Das Landratsamt Rastatt sieht nach eigener Aussage keine sinnvolle Alternative zur Schließung der HLA. Bereits in der Vergangenheit hätten die Behörden bei Unterschreitungen der Mindestschülerzahlen in den einzelnen Bildungsgängen ein Auge zugedrückt. Setzt sich diese Entwicklung fort, müsse das Regierungspräsidium „sukzessive die Beschulung einstellen.“
Auch die Einrichtung neuer Bildungsgänge bietet nach Einschätzung des Landratsamtes „keine realistische Perspektive“. Dieser Lösung werde das Regierungspräsidium nicht zustimmen.
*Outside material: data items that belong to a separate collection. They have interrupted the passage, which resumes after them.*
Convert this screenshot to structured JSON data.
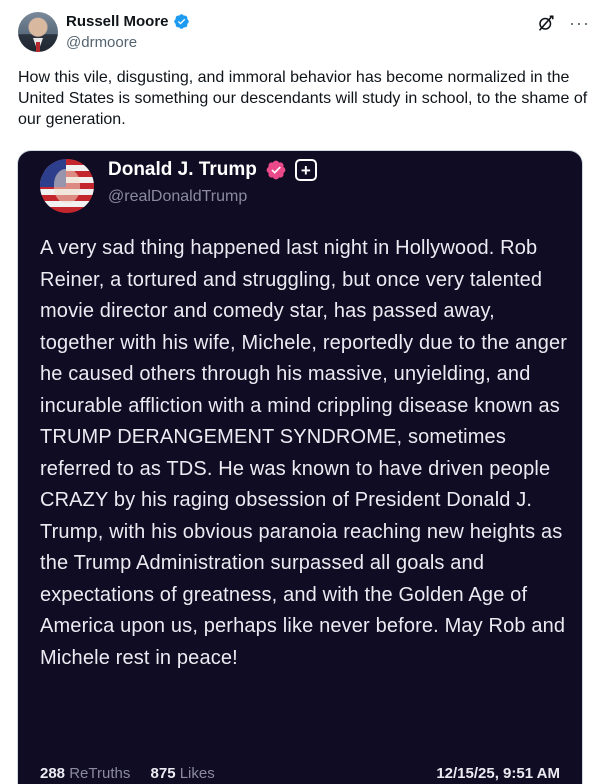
{
  "author": {
    "name": "Russell Moore",
    "handle": "@drmoore",
    "avatar_icon": "profile-photo",
    "verified_icon": "verified-badge-icon",
    "verified_color": "#1d9bf0"
  },
  "actions": {
    "grok_icon": "grok-icon",
    "more_label": "···"
  },
  "tweet": {
    "text": "How this vile, disgusting, and immoral behavior has become normalized in the United States is something our descendants will study in school, to the shame of our generation."
  },
  "embedded_post": {
    "name": "Donald J. Trump",
    "handle": "@realDonaldTrump",
    "badge_color": "#ea4a8a",
    "plus_label": "+",
    "body": "A very sad thing happened last night in Hollywood. Rob Reiner, a tortured and struggling, but once very talented movie director and comedy star, has passed away, together with his wife, Michele, reportedly due to the anger he caused others through his massive, unyielding, and incurable affliction with a mind crippling disease known as TRUMP DERANGEMENT SYNDROME, sometimes referred to as TDS. He was known to have driven people CRAZY by his raging obsession of President Donald J. Trump, with his obvious paranoia reaching new heights as the Trump Administration surpassed all goals and expectations of greatness, and with the Golden Age of America upon us, perhaps like never before. May Rob and Michele rest in peace!",
    "retruths_count": "288",
    "retruths_label": "ReTruths",
    "likes_count": "875",
    "likes_label": "Likes",
    "timestamp": "12/15/25, 9:51 AM",
    "background_color": "#0f0c24"
  }
}
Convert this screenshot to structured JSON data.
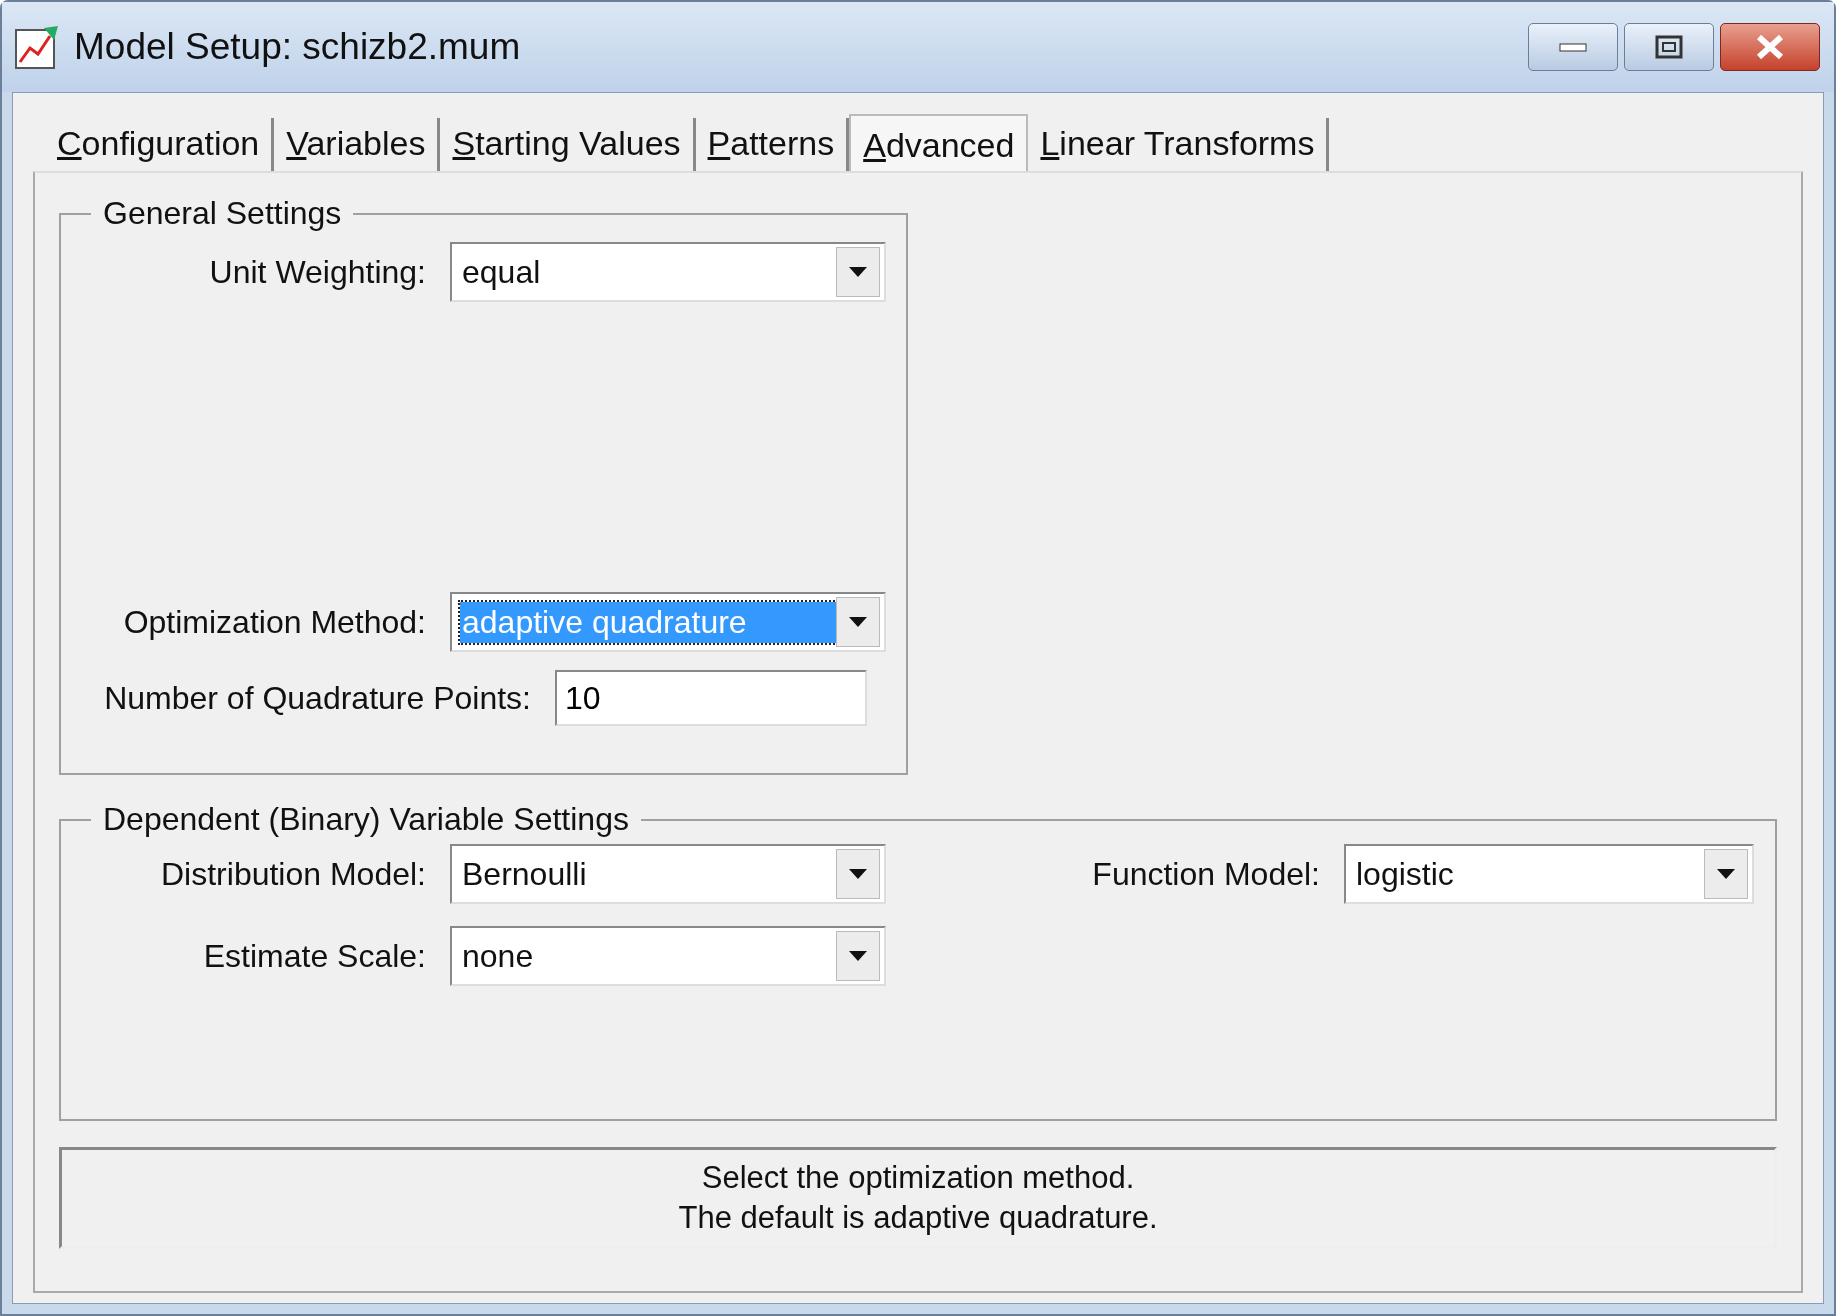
{
  "window": {
    "title": "Model Setup: schizb2.mum"
  },
  "tabs": [
    {
      "label": "Configuration",
      "selected": false
    },
    {
      "label": "Variables",
      "selected": false
    },
    {
      "label": "Starting Values",
      "selected": false
    },
    {
      "label": "Patterns",
      "selected": false
    },
    {
      "label": "Advanced",
      "selected": true
    },
    {
      "label": "Linear Transforms",
      "selected": false
    }
  ],
  "general_settings": {
    "title": "General Settings",
    "unit_weighting": {
      "label": "Unit Weighting:",
      "value": "equal",
      "highlighted": false
    },
    "optimization_method": {
      "label": "Optimization Method:",
      "value": "adaptive quadrature",
      "highlighted": true
    },
    "quadrature_points": {
      "label": "Number of Quadrature Points:",
      "value": "10"
    }
  },
  "dependent_settings": {
    "title": "Dependent (Binary) Variable Settings",
    "distribution_model": {
      "label": "Distribution Model:",
      "value": "Bernoulli",
      "highlighted": false
    },
    "function_model": {
      "label": "Function Model:",
      "value": "logistic",
      "highlighted": false
    },
    "estimate_scale": {
      "label": "Estimate Scale:",
      "value": "none",
      "highlighted": false
    }
  },
  "status_message": [
    "Select the optimization method.",
    "The default is adaptive quadrature."
  ]
}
Fusion mit Carl-Benz-Schule wohl vom Tisch
Gleiches gelte für die Verlagerung von Bildungsgängen nach Gernsbach, wodurch „kreiseigene Schulen an anderen Standorten geschwächt“ würden.
Eine Fusion mit der Carl-Benz-Schule lehne das Regierungspräsidium ebenfalls ab. Zwischen beiden Schulen gebe es eine „geringe Schnittmenge“, heißt es in der Vorlage. Zudem sei mit einem erhöhten Verwaltungsaufwand durch einen Zusammenschluss zu rechnen.
Bleibt die Schließung der traditionsreichen Handelslehranstalt: „Diese Option wird von der Kultusverwaltung als sinnvoll und notwendig bewertet“, teilt das Landratsamt mit.
Die Proteste von Eltern, Schülern und Lehrern, die sich in den vergangenen Monaten öffentlichkeitswirksam für einen Erhalt der HLA eingesetzt hatten, erhalten damit einen heftigen Dämpfer. Nun hat der Kreistag das letzte Wort.